MapReduce/Hadoop fans sometimes raise the question of query fault-tolerance. That is — if a node fails, does the query need to be restarted, or can it keep going? For example, Daniel Abadi et al. trumpet query fault-tolerance as one of the virtues of HadoopDB. Some of the scientists at XLDB spoke of query fault-tolerance as being a good reason to leave 100s or 1000s of terabytes of data in Hadoop-managed file systems.
- Hadoop generally has query fault-tolerance. Intermediate result sets are materialized, and data isn’t tied to nodes anyway. So if a node goes down, its work can be sent to another node.
- Hive actually did not have query fault-tolerance at that time, but it was on the roadmap. (Edit: Actually, it did within a single MapReduce job. But one Hive job can comprise several rounds of MapReduce.)
- Most DBMS vendors do not have query fault-tolerance. If a query fails, it gets restarted from scratch.
- Aster Data’s nCluster, however, does appear to have some kind of query fault-tolerance.
This raises an obvious (pair of) question(s) — why and/or when would anybody ever care about query fault-tolerance? To start answering that, let’s propose a simple metric for query execution time on a grid or cluster: node-hours = (duration of query) * (number of nodes it executes on). Then, to a first approximation, it would seem:
- If the expected number of node-hours for your queries is of the same order of magnitude as or higher than the node MTTF (Mean Time To Failure) of a node, query fault-tolerance matters a lot, because without you’ll get a whole lot of retries.
- If the expected number of node-hours for your queries is one order of magnitude down less than the node MTTF, query fault-tolerance has a significant impact on performance, but you can do without it.
- If the expected number of node-hours is even lower than that, query fault-tolerance is pretty irrelevant.

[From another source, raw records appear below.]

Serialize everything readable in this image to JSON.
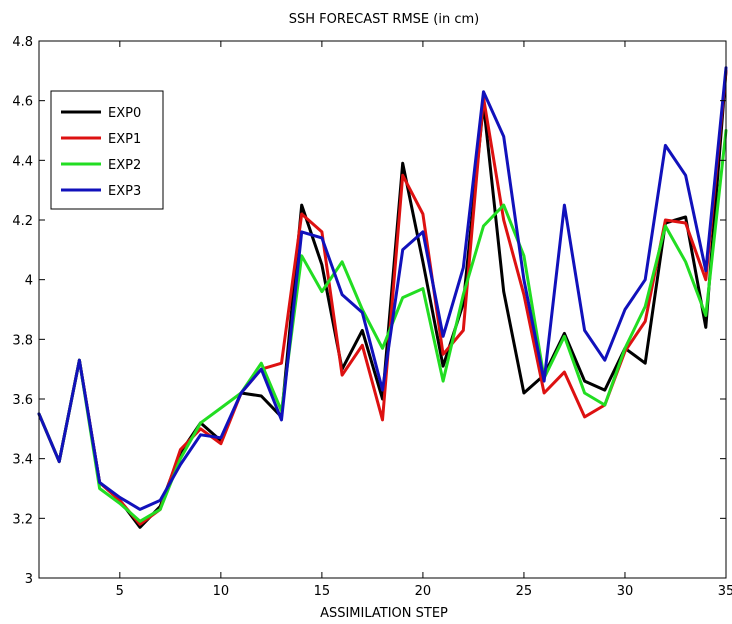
{
  "chart_data": {
    "type": "line",
    "title": "SSH FORECAST RMSE (in cm)",
    "xlabel": "ASSIMILATION STEP",
    "ylabel": "",
    "xlim": [
      1,
      35
    ],
    "ylim": [
      3,
      4.8
    ],
    "xticks": [
      5,
      10,
      15,
      20,
      25,
      30,
      35
    ],
    "yticks": [
      3,
      3.2,
      3.4,
      3.6,
      3.8,
      4,
      4.2,
      4.4,
      4.6,
      4.8
    ],
    "x": [
      1,
      2,
      3,
      4,
      5,
      6,
      7,
      8,
      9,
      10,
      11,
      12,
      13,
      14,
      15,
      16,
      17,
      18,
      19,
      20,
      21,
      22,
      23,
      24,
      25,
      26,
      27,
      28,
      29,
      30,
      31,
      32,
      33,
      34,
      35
    ],
    "grid": false,
    "legend_position": "upper-left",
    "series": [
      {
        "name": "EXP0",
        "color": "#000000",
        "values": [
          3.55,
          3.39,
          3.73,
          3.32,
          3.26,
          3.17,
          3.24,
          3.42,
          3.52,
          3.46,
          3.62,
          3.61,
          3.54,
          4.25,
          4.05,
          3.7,
          3.83,
          3.6,
          4.39,
          4.06,
          3.71,
          3.92,
          4.59,
          3.96,
          3.62,
          3.68,
          3.82,
          3.66,
          3.63,
          3.77,
          3.72,
          4.19,
          4.21,
          3.84,
          4.7
        ]
      },
      {
        "name": "EXP1",
        "color": "#dd1111",
        "values": [
          3.55,
          3.39,
          3.73,
          3.32,
          3.26,
          3.18,
          3.23,
          3.43,
          3.5,
          3.45,
          3.62,
          3.7,
          3.72,
          4.22,
          4.16,
          3.68,
          3.78,
          3.53,
          4.35,
          4.22,
          3.75,
          3.83,
          4.61,
          4.2,
          3.95,
          3.62,
          3.69,
          3.54,
          3.58,
          3.76,
          3.86,
          4.2,
          4.19,
          4.0,
          4.7
        ]
      },
      {
        "name": "EXP2",
        "color": "#22dd22",
        "values": [
          3.55,
          3.39,
          3.73,
          3.3,
          3.25,
          3.19,
          3.23,
          3.4,
          3.52,
          3.57,
          3.62,
          3.72,
          3.56,
          4.08,
          3.96,
          4.06,
          3.9,
          3.77,
          3.94,
          3.97,
          3.66,
          3.95,
          4.18,
          4.25,
          4.08,
          3.67,
          3.81,
          3.62,
          3.58,
          3.77,
          3.91,
          4.18,
          4.06,
          3.88,
          4.5
        ]
      },
      {
        "name": "EXP3",
        "color": "#1111bb",
        "values": [
          3.55,
          3.39,
          3.73,
          3.32,
          3.27,
          3.23,
          3.26,
          3.38,
          3.48,
          3.47,
          3.62,
          3.7,
          3.53,
          4.16,
          4.14,
          3.95,
          3.89,
          3.63,
          4.1,
          4.16,
          3.81,
          4.04,
          4.63,
          4.48,
          4.0,
          3.66,
          4.25,
          3.83,
          3.73,
          3.9,
          4.0,
          4.45,
          4.35,
          4.03,
          4.71
        ]
      }
    ]
  }
}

- Using cheap/low-end/commodity hardware — as Hadoop fans like to do — increases the (node-hours)/MTTF ratio in two ways — it both increases the numerator and decreases the denominator.

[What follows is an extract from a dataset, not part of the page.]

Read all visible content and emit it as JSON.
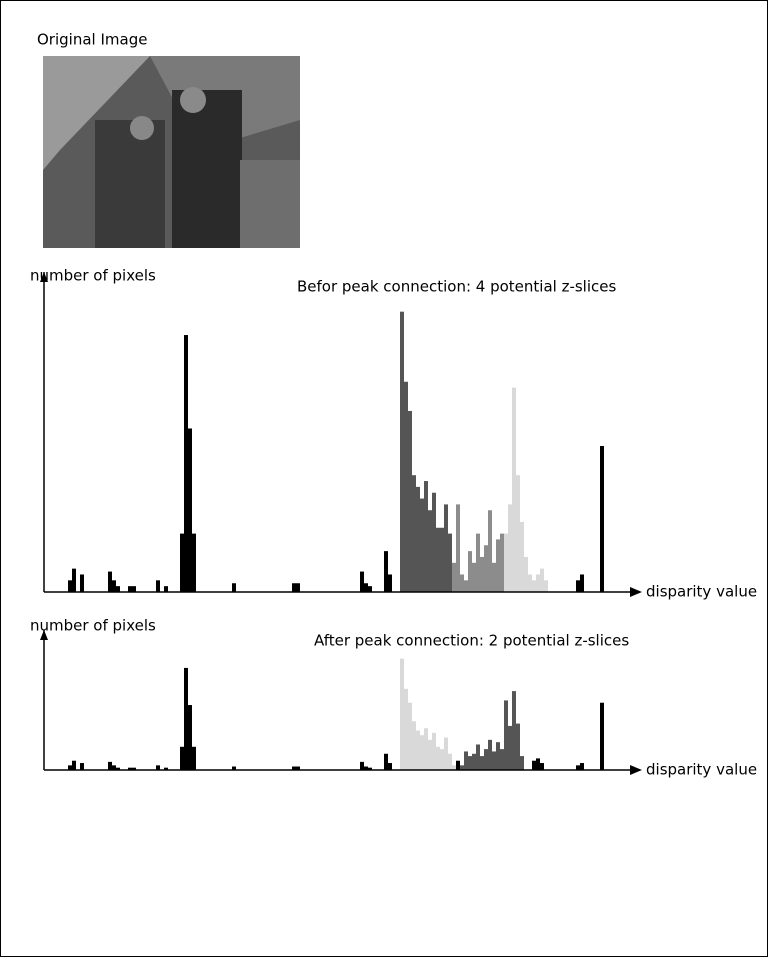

Frankly, I’m not too clear on the use cases for which query fault-tolerance really matters. Still, as noted above, it is indeed coming up more and more. I’m not aware that it would be terribly hard for DBMS vendors to, as an option, let DBAs specify execution plans that force intermediate query materialization and further to use that materialization as the basis for query fault-tolerance. Perhaps doing so should be on some technical roadmaps.